Parking is near the venue about a 2 minute walk the car park is located at Mutley Plain car park Napier Terrace / Ermington Terrace
*Membership *
The Plymouth Reptile Club is now taking membership information about the membership can be found on our website at 
Plymouth Reptile Club Membership​

*Website *
The Plymouth Reptile Club has it's own website and is located at 
Plymouth Reptile Club Home​

*Forum *
The Plymouth Reptile Club also hs its own forum witch is located at 
Plymouth Reptile Club - Index​


----------



## xxstaggyxx (Oct 22, 2008)

Top Please


----------



## SleepyD (Feb 13, 2008)

marked on the calendar and will be there : victory:


----------



## xxstaggyxx (Oct 22, 2008)

Only 3 days to go


----------



## xxstaggyxx (Oct 22, 2008)

I would like to say thank you for all the people that came to the meeting today have a really nice evening and got to talk to some great people and saw a stunning gecko new thread soon for the next meeting


----------



## CrisisMajor (Sep 26, 2010)

Ohhh no I've only just heard about this...and I live on North Hill :S Dammit!


----------



## xxstaggyxx (Oct 22, 2008)

CrisisMajor said:


> Ohhh no I've only just heard about this...and I live on North Hill :S Dammit!


 
Hi bud we have meeting each month i will have the date for the next meeting by the end of tomorrow : victory:


----------



## SleepyD (Feb 13, 2008)

xxstaggyxx said:


> I would like to say thank you for all the people that came to the meeting today have a really nice evening and got to talk to some great people and saw a stunning gecko new thread soon for the next meeting


bugger  
really wanted to come tonight but as you know I couldn't make it....... really peeved off now lol
Still always next month :2thumb:


----------



## xxstaggyxx (Oct 22, 2008)

SleepyD said:


> bugger
> really wanted to come tonight but as you know I couldn't make it....... really peeved off now lol
> Still always next month :2thumb:


Good evening SleepyD hope you are feeling a bit better it was a shame you couldt make it but will see you at the next meeting we are growing in numbers


----------



## Sweetcorn (Aug 2, 2008)

Nice to meet you all despite arriving late and missing most of it :blush:

Thanks for the compliment about my gecko too :2thumb:

Hopefully we'll catch you at the next one Sleepy.
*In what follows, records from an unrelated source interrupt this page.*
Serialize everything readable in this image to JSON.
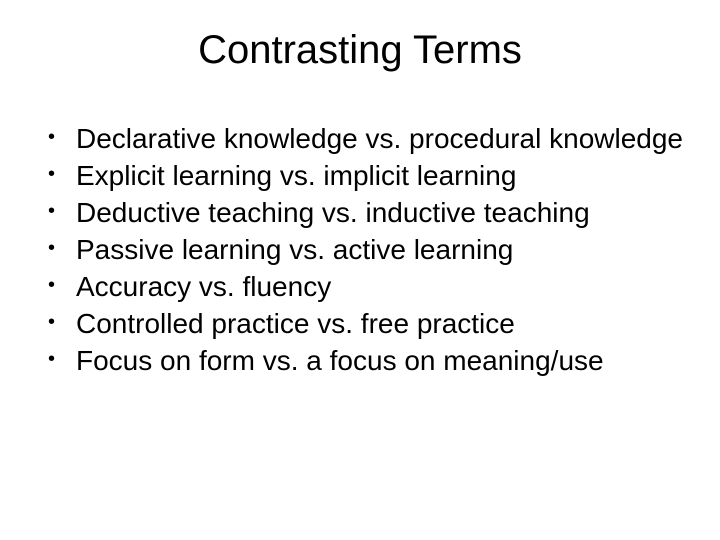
{
  "slide": {
    "title": "Contrasting Terms",
    "bullets": [
      "Declarative knowledge vs. procedural knowledge",
      "Explicit learning vs. implicit learning",
      "Deductive teaching vs. inductive teaching",
      "Passive learning vs. active learning",
      "Accuracy vs. fluency",
      "Controlled practice vs. free practice",
      "Focus on form vs. a focus on meaning/use"
    ],
    "title_fontsize": 40,
    "body_fontsize": 28,
    "background_color": "#ffffff",
    "text_color": "#000000",
    "bullet_marker": "•"
  }
}
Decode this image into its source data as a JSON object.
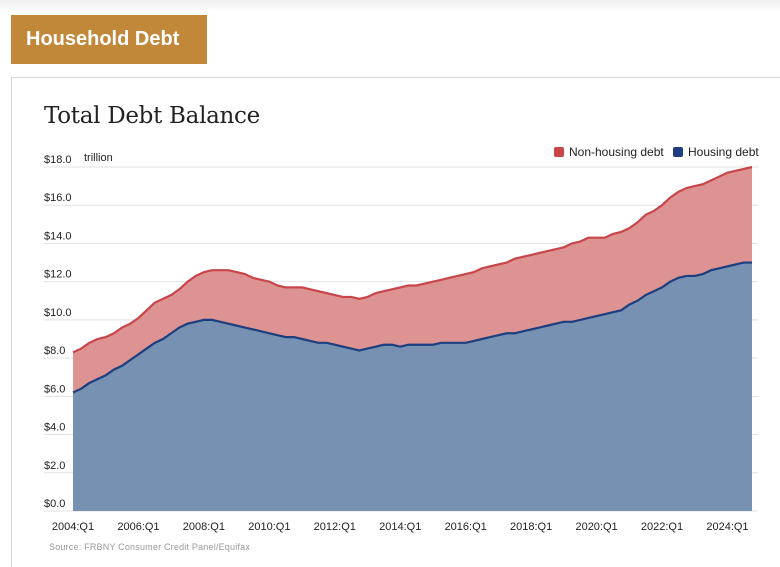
{
  "header": {
    "title": "Household Debt"
  },
  "chart_data": {
    "type": "area",
    "title": "Total Debt Balance",
    "y_unit": "trillion",
    "ylim": [
      0,
      18
    ],
    "y_ticks": [
      "$0.0",
      "$2.0",
      "$4.0",
      "$6.0",
      "$8.0",
      "$10.0",
      "$12.0",
      "$14.0",
      "$16.0",
      "$18.0"
    ],
    "x_ticks": [
      "2004:Q1",
      "2006:Q1",
      "2008:Q1",
      "2010:Q1",
      "2012:Q1",
      "2014:Q1",
      "2016:Q1",
      "2018:Q1",
      "2020:Q1",
      "2022:Q1",
      "2024:Q1"
    ],
    "legend_position": "top-right",
    "grid": true,
    "colors": {
      "non_housing": "#dc9392",
      "non_housing_line": "#c8464a",
      "housing": "#7791b2",
      "housing_line": "#1d3f7f"
    },
    "x": [
      "2004:Q1",
      "2004:Q2",
      "2004:Q3",
      "2004:Q4",
      "2005:Q1",
      "2005:Q2",
      "2005:Q3",
      "2005:Q4",
      "2006:Q1",
      "2006:Q2",
      "2006:Q3",
      "2006:Q4",
      "2007:Q1",
      "2007:Q2",
      "2007:Q3",
      "2007:Q4",
      "2008:Q1",
      "2008:Q2",
      "2008:Q3",
      "2008:Q4",
      "2009:Q1",
      "2009:Q2",
      "2009:Q3",
      "2009:Q4",
      "2010:Q1",
      "2010:Q2",
      "2010:Q3",
      "2010:Q4",
      "2011:Q1",
      "2011:Q2",
      "2011:Q3",
      "2011:Q4",
      "2012:Q1",
      "2012:Q2",
      "2012:Q3",
      "2012:Q4",
      "2013:Q1",
      "2013:Q2",
      "2013:Q3",
      "2013:Q4",
      "2014:Q1",
      "2014:Q2",
      "2014:Q3",
      "2014:Q4",
      "2015:Q1",
      "2015:Q2",
      "2015:Q3",
      "2015:Q4",
      "2016:Q1",
      "2016:Q2",
      "2016:Q3",
      "2016:Q4",
      "2017:Q1",
      "2017:Q2",
      "2017:Q3",
      "2017:Q4",
      "2018:Q1",
      "2018:Q2",
      "2018:Q3",
      "2018:Q4",
      "2019:Q1",
      "2019:Q2",
      "2019:Q3",
      "2019:Q4",
      "2020:Q1",
      "2020:Q2",
      "2020:Q3",
      "2020:Q4",
      "2021:Q1",
      "2021:Q2",
      "2021:Q3",
      "2021:Q4",
      "2022:Q1",
      "2022:Q2",
      "2022:Q3",
      "2022:Q4",
      "2023:Q1",
      "2023:Q2",
      "2023:Q3",
      "2023:Q4",
      "2024:Q1",
      "2024:Q2",
      "2024:Q3",
      "2024:Q4"
    ],
    "series": [
      {
        "name": "Non-housing debt",
        "values": [
          8.3,
          8.5,
          8.8,
          9.0,
          9.1,
          9.3,
          9.6,
          9.8,
          10.1,
          10.5,
          10.9,
          11.1,
          11.3,
          11.6,
          12.0,
          12.3,
          12.5,
          12.6,
          12.6,
          12.6,
          12.5,
          12.4,
          12.2,
          12.1,
          12.0,
          11.8,
          11.7,
          11.7,
          11.7,
          11.6,
          11.5,
          11.4,
          11.3,
          11.2,
          11.2,
          11.1,
          11.2,
          11.4,
          11.5,
          11.6,
          11.7,
          11.8,
          11.8,
          11.9,
          12.0,
          12.1,
          12.2,
          12.3,
          12.4,
          12.5,
          12.7,
          12.8,
          12.9,
          13.0,
          13.2,
          13.3,
          13.4,
          13.5,
          13.6,
          13.7,
          13.8,
          14.0,
          14.1,
          14.3,
          14.3,
          14.3,
          14.5,
          14.6,
          14.8,
          15.1,
          15.5,
          15.7,
          16.0,
          16.4,
          16.7,
          16.9,
          17.0,
          17.1,
          17.3,
          17.5,
          17.7,
          17.8,
          17.9,
          18.0
        ]
      },
      {
        "name": "Housing debt",
        "values": [
          6.2,
          6.4,
          6.7,
          6.9,
          7.1,
          7.4,
          7.6,
          7.9,
          8.2,
          8.5,
          8.8,
          9.0,
          9.3,
          9.6,
          9.8,
          9.9,
          10.0,
          10.0,
          9.9,
          9.8,
          9.7,
          9.6,
          9.5,
          9.4,
          9.3,
          9.2,
          9.1,
          9.1,
          9.0,
          8.9,
          8.8,
          8.8,
          8.7,
          8.6,
          8.5,
          8.4,
          8.5,
          8.6,
          8.7,
          8.7,
          8.6,
          8.7,
          8.7,
          8.7,
          8.7,
          8.8,
          8.8,
          8.8,
          8.8,
          8.9,
          9.0,
          9.1,
          9.2,
          9.3,
          9.3,
          9.4,
          9.5,
          9.6,
          9.7,
          9.8,
          9.9,
          9.9,
          10.0,
          10.1,
          10.2,
          10.3,
          10.4,
          10.5,
          10.8,
          11.0,
          11.3,
          11.5,
          11.7,
          12.0,
          12.2,
          12.3,
          12.3,
          12.4,
          12.6,
          12.7,
          12.8,
          12.9,
          13.0,
          13.0
        ]
      }
    ],
    "source": "Source: FRBNY Consumer Credit Panel/Equifax"
  }
}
Hope you're feeling better soon xx


----------



## andy007 (May 13, 2008)

Hey, my slings and Garters are way better than that Mossy thing:whistling2:


----------



## xxstaggyxx (Oct 22, 2008)

Sweetcorn said:


> Nice to meet you all despite arriving late and missing most of it :blush:
> 
> Thanks for the compliment about my gecko too :2thumb:
> 
> Hopefully we'll catch you at the next one Sleepy. Hope you're feeling better soon xx


Your more then welcome and that tiny avic was really nice my OH really liked the colour of it 

Hope to see you at the next meeting


----------